Our Result Dashboard

scom 1801 html5 dashbaord

One caveat with both of these dashboards, once you start including a lot of disk objects (like my prod environment has) they can get messy, but its very easy to spot the top performance objects. In SquaredUp’s case you can click on any of the objects to be taken to that object in SquaredUp to see more data on it. In SCOM 1801 Dashboard this is not the case.

One more note. SquaredUp offers 4 different types of performance widgets. Performance bar, heatmap and Line graph, all used in this post, and sparklines. SCOM 1801 does not have that many performance widgets.

squaredup performance widgets

 

Scaling and other Issues

scom 1801 dashboard

The collision issues seem to be pretty prominent in the widgets. I’ve seen this happen only occasionally in SquaredUp.

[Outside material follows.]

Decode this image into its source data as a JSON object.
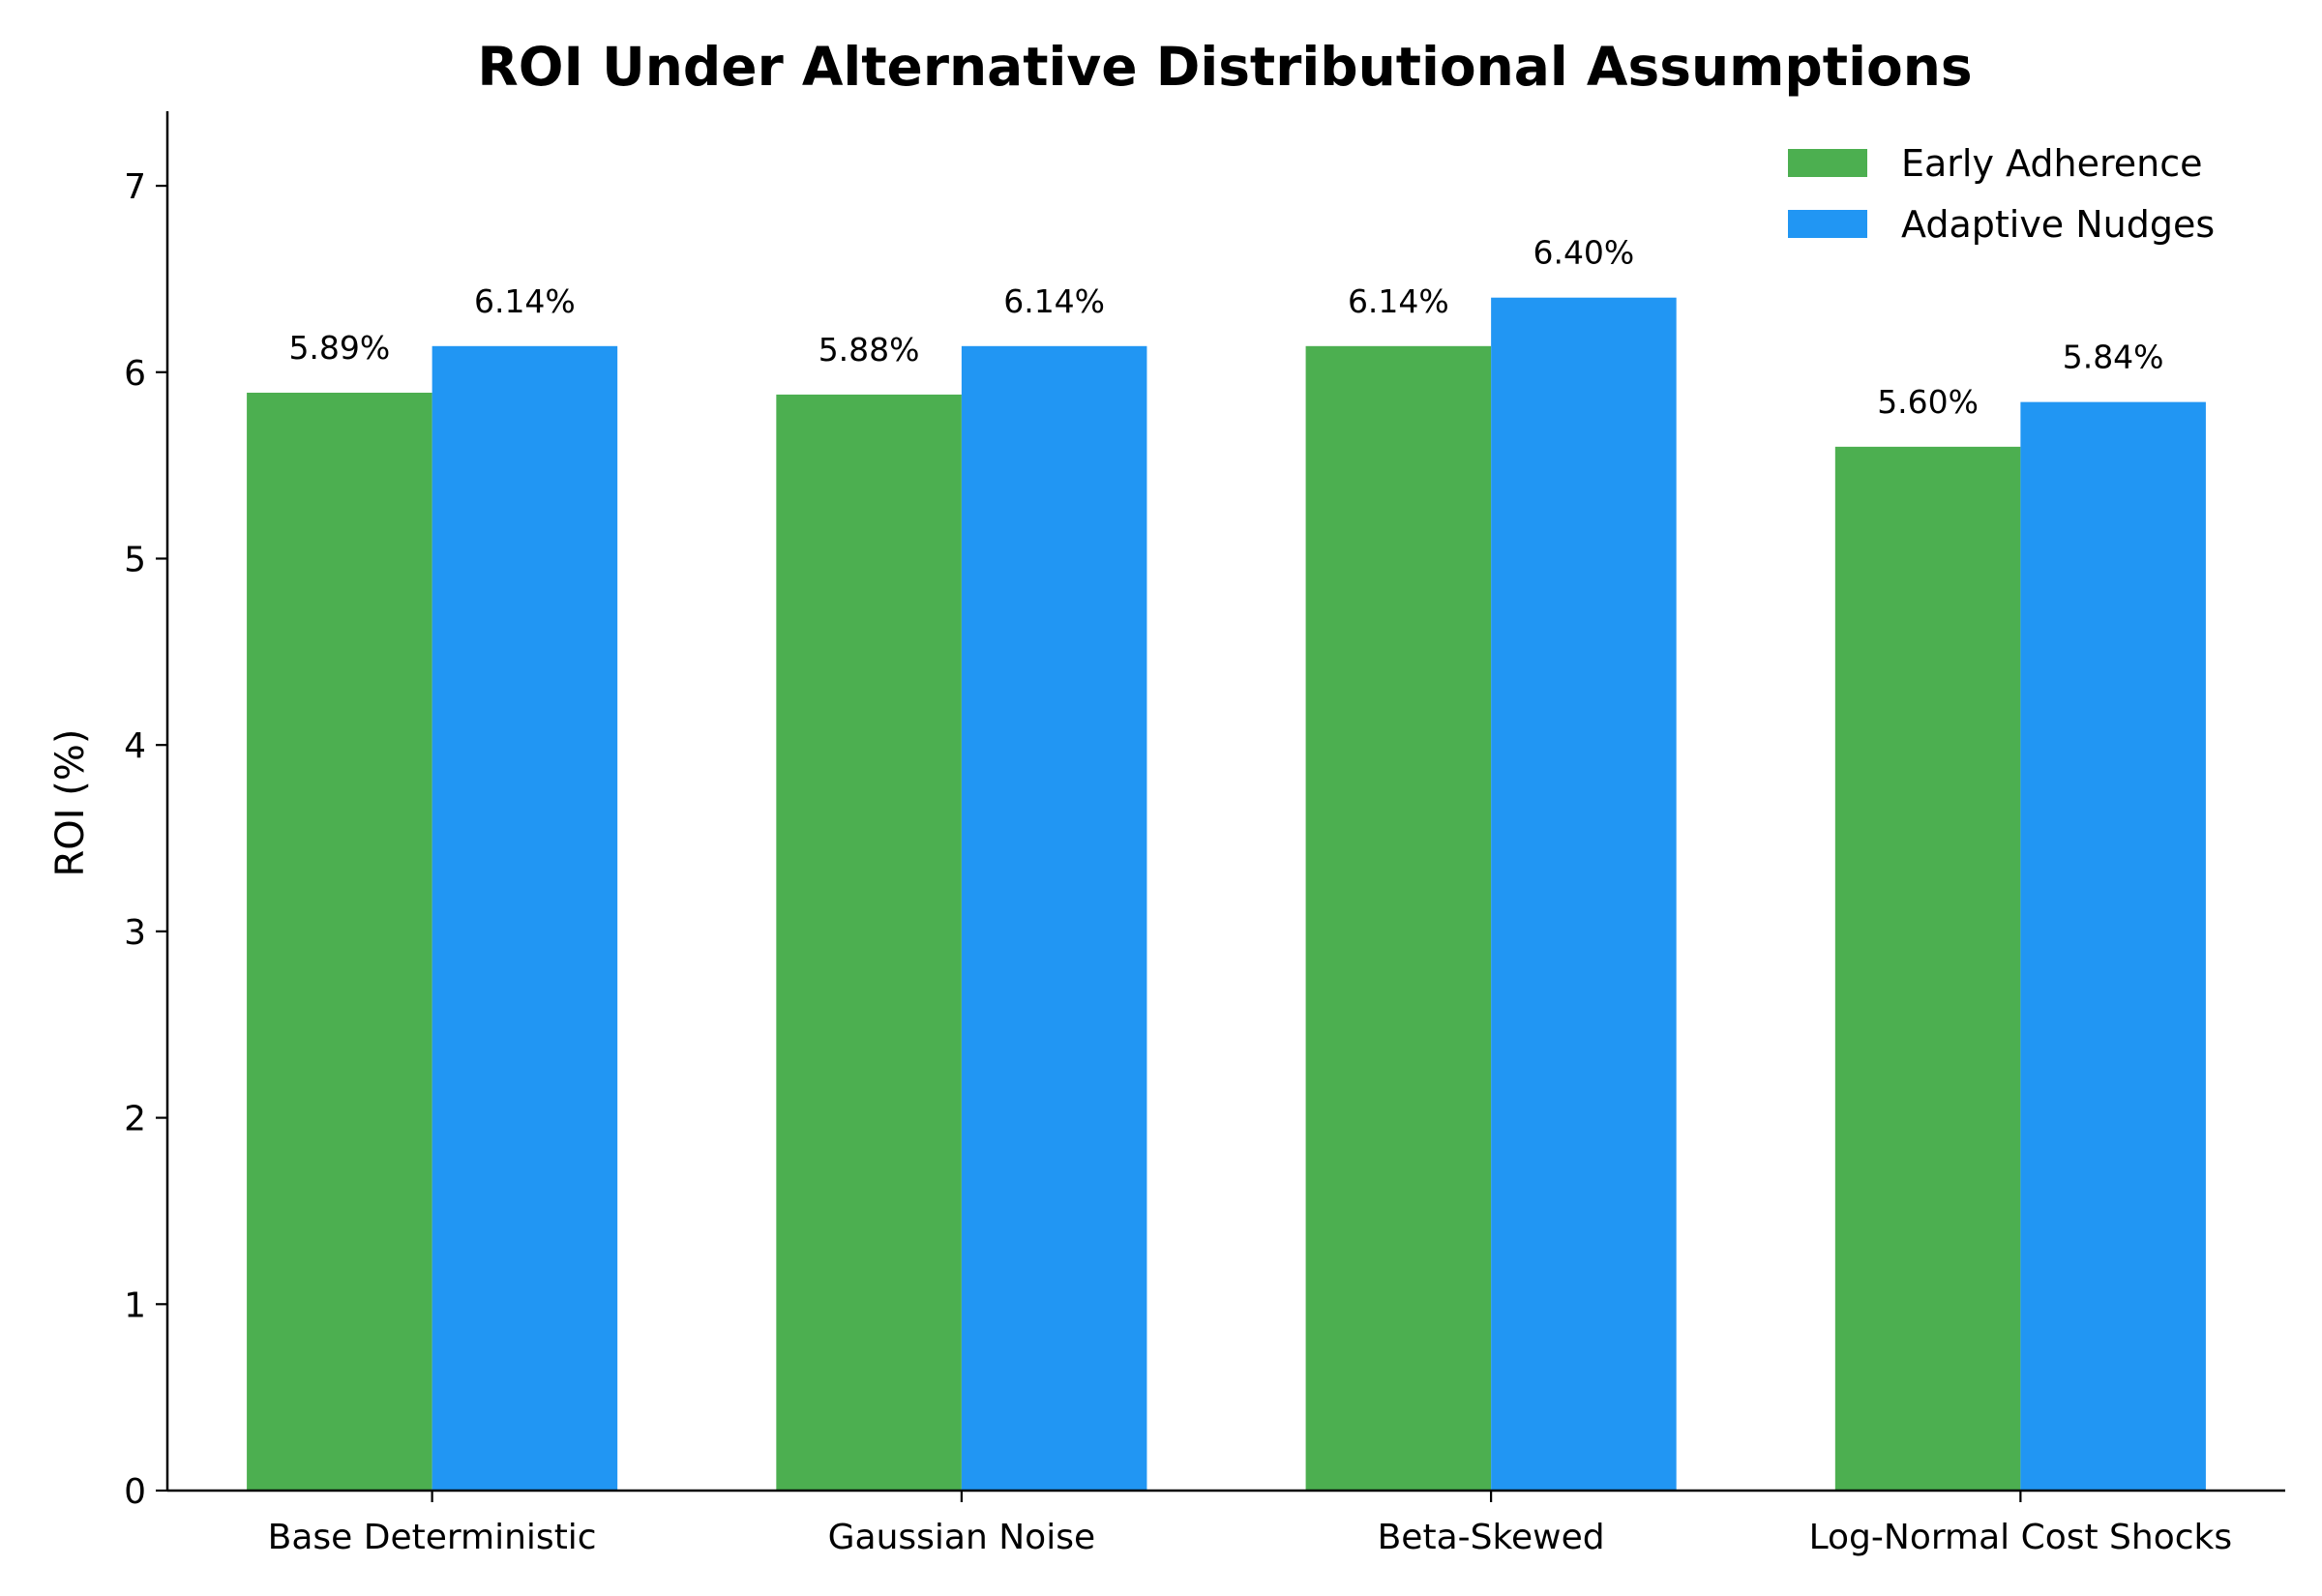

Also, the widgets do not scale properly. If you notice in my SquaredUp target dashboard, I have very elongated performance widgets, this helps with spreading the chart data out.

scom 1801 widget scaling

 

scom 1801 scaling

As you can see the widget only scales correctly when going down diagonally.  Compared to SquaredUp, which scales perfectly.

squaredup dashboard scaling

Scaling also works much better in SquaredUp when resizing your browswer, SCOM 1801’s dashboard doesn’t scale very well there either.

Mobile View Scaling

SquaredUp scales and converts to mobile perfectly.

squaredup dashboard mobilesquaredup dashboard mobile

SCOM 1801, unfortunately does not.

SCOM 1801 Dashboard mobile

Recommendations

At the beginning of this post, I noted that I use SquaredUp in my prod environment and recommend it to any SCOM client I work with. That recommendation won’t change. Its simply a nicer, more well thought out product. SquaredUp also works with SCOM 2012 R2, 2016, and 1801, whereas the new HTML5 dashboard in SCOM 1801 is only available in 1801 or later. What I would do, is give the SCOM 1801 dashboard to any helpdesk type of people that need to see or modify alerts. This would save on named user licenses for SquaredUp and save time and effort maintaining SCOM Console installations.